289 Fazem-se á parte batoques para os registros, e portas para fechar as aberturas; escolhem-se em hum numero que ha de differentes tamanhos, as peças, que servem: isto he facil; porque, como se fazem de cantos, ou quadradas, servem nas aberturas, que se fizeraõ no forno.
290 Os fornos grandes se fazem de muitas peças. O cinzeiro a, a fornalha b, e o laboratorio c saõ formados da differentes peças, que se ajustaõ humas sobre outras com encaixes. Como estas peças devem ser todas iguaes por medida, para ajustarem humas sobre as outras, os oleiros logo que fazem o cinzeiro as medem exactamente o seu diametro por cima com hum compasso, e riscaõ esta medida em huma meza, e em cima formaõ a peça c, que deve ajustar por cima; deste modo o barro encolhe com igualdade, e as peças se ajustaõ bem, depois do barro ter tomado consistencia se aparaõ, e aperfeiçoaõ os encaixes, e se põe as peças humas sobre outras, e se batem com a taboinha, de sorte que o forno parece ser de huma peça só.
291 Depois de começado hum forno, se precisa acabar sem parar; porque o barro humido naõ se liga com o barro secco, e este já teria encolhido; e por isso, sendo preciso parar com a obra, se deve cubrir com pannos molhados por naõ seccar.
292 Quando se acaba o forno, se devem fazer em roda, e em differentes alturas rasgos fundos, para se passar hum fio de arame grosso, que abrace toda a circunferencia do forno, em cada hum destes rasgos; porque isto ajuda muito a conservar os fornos.

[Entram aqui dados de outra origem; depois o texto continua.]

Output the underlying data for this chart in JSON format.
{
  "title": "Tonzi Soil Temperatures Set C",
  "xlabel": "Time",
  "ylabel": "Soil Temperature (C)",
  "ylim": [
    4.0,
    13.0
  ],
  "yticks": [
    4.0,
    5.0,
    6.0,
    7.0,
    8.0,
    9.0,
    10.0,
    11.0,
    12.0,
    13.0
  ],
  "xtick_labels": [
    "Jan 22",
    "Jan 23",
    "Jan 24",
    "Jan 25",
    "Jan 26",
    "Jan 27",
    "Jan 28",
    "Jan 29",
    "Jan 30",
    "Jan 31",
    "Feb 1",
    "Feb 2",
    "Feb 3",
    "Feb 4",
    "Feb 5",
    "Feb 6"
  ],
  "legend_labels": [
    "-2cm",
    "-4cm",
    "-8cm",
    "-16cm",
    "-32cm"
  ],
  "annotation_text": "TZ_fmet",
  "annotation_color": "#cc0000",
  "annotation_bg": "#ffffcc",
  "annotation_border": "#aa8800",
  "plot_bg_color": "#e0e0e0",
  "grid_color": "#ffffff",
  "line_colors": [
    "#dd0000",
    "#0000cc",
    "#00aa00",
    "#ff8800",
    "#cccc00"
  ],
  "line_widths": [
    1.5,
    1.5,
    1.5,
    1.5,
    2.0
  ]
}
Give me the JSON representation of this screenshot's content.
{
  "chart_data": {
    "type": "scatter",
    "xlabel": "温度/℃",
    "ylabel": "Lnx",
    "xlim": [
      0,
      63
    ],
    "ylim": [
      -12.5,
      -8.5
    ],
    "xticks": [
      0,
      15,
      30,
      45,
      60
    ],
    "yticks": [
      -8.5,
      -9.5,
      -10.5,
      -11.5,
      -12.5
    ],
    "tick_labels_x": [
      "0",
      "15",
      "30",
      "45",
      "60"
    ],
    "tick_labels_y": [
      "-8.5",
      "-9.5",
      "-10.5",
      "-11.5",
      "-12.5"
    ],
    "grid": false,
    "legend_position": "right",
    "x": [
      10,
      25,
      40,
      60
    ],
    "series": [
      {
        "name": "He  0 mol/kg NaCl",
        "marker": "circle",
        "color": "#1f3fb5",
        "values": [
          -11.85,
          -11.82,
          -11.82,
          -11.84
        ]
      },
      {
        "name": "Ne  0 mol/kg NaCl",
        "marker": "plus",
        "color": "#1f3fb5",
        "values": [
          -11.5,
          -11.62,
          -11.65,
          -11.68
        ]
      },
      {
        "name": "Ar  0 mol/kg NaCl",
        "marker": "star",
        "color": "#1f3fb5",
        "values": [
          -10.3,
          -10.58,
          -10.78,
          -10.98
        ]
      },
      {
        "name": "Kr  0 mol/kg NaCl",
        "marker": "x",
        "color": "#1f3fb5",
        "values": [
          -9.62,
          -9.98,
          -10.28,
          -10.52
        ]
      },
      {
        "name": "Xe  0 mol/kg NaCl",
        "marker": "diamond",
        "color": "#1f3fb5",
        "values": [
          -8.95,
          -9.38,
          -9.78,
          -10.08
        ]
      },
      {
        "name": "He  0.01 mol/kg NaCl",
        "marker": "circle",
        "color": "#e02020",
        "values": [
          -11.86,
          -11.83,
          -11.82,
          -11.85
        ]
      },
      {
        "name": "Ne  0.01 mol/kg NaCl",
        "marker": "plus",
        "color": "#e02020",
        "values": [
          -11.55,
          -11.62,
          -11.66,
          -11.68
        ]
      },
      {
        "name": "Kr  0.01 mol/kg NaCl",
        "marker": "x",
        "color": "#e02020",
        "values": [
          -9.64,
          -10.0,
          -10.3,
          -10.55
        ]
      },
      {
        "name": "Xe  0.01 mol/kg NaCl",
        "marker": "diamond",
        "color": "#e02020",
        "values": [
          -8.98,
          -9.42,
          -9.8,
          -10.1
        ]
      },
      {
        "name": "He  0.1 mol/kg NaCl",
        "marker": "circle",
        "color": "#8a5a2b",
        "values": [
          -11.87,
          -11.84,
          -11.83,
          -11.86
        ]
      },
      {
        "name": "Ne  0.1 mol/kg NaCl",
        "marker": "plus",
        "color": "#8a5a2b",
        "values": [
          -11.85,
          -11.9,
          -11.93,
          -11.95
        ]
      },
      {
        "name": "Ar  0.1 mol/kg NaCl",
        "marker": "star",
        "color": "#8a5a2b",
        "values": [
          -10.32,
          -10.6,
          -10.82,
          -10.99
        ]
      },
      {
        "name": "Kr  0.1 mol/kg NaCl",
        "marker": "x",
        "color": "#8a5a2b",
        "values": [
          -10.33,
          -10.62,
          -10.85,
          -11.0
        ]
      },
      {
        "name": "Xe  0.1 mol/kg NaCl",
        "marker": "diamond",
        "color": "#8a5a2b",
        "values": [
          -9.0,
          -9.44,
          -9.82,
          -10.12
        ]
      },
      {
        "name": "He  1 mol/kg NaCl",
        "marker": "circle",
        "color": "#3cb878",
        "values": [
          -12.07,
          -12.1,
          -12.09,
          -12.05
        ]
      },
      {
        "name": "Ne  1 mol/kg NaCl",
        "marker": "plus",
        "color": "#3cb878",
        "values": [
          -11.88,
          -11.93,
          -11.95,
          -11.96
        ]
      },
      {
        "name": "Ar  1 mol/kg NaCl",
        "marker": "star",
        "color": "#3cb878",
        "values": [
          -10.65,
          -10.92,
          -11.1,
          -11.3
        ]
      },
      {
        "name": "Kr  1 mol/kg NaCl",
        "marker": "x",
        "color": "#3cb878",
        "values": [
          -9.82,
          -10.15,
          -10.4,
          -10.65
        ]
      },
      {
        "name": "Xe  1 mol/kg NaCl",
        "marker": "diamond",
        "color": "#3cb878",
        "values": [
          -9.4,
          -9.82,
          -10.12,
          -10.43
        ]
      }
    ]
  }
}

293 A abobada, que se deve pôr sobre o forno como já disse, tambem se faz a maõ e sem moldes, ajustando rolos de barro mais finos, do que os do corpo do forno, huns sobre os outros; começa-se por hum traço de compasso que mostra a largura de cima do forno, aonde se deve pôr a abobada; e para o barro se poder suster toma-se de algum, que se amassasse mais duro; e em geral o barro, em que trabalhaõ os forneiros, he mais duro, do que o dos outros oleiros.
294 Algumas vezes, em quanto o barro naõ está ainda muito duro, com moldes lhe imprimem varias molduras para adorno dos fornos.
295 Os fornos de cadinhos se trabalhaõ do mesmo modo que este, de que acabo de fallar, tudo he a maõ; e sem usarem de regua nem compasso, lhe daõ huma figura muito regular: só o cadinho deve ser trabalhado por differente modo: delles fallarei, quando tratar dos cadinhos.
296 Fazem tubos, para descarregar a fumaça, com o mesmo barro dos fornos, e os formaõ com hum cilindro de páo, que he mais grosso em huma ponta do que em outra para poder-se tirar o molde, depois do tubo feito, e para o barro senaõ pegar ao páo, esfregaõ em cinza muito fina. Assim que o barro do tubo ficou alguma cousa duro, batem-no com a taboinha para alizallo, e fazello mais compacto.
297 Os oleiros fazem os cadinhos na roda, e os forneiros as fazem a maõ em huma especie de torno de páo, que elles chamaõ molde, c d, fig. 22, [est. I].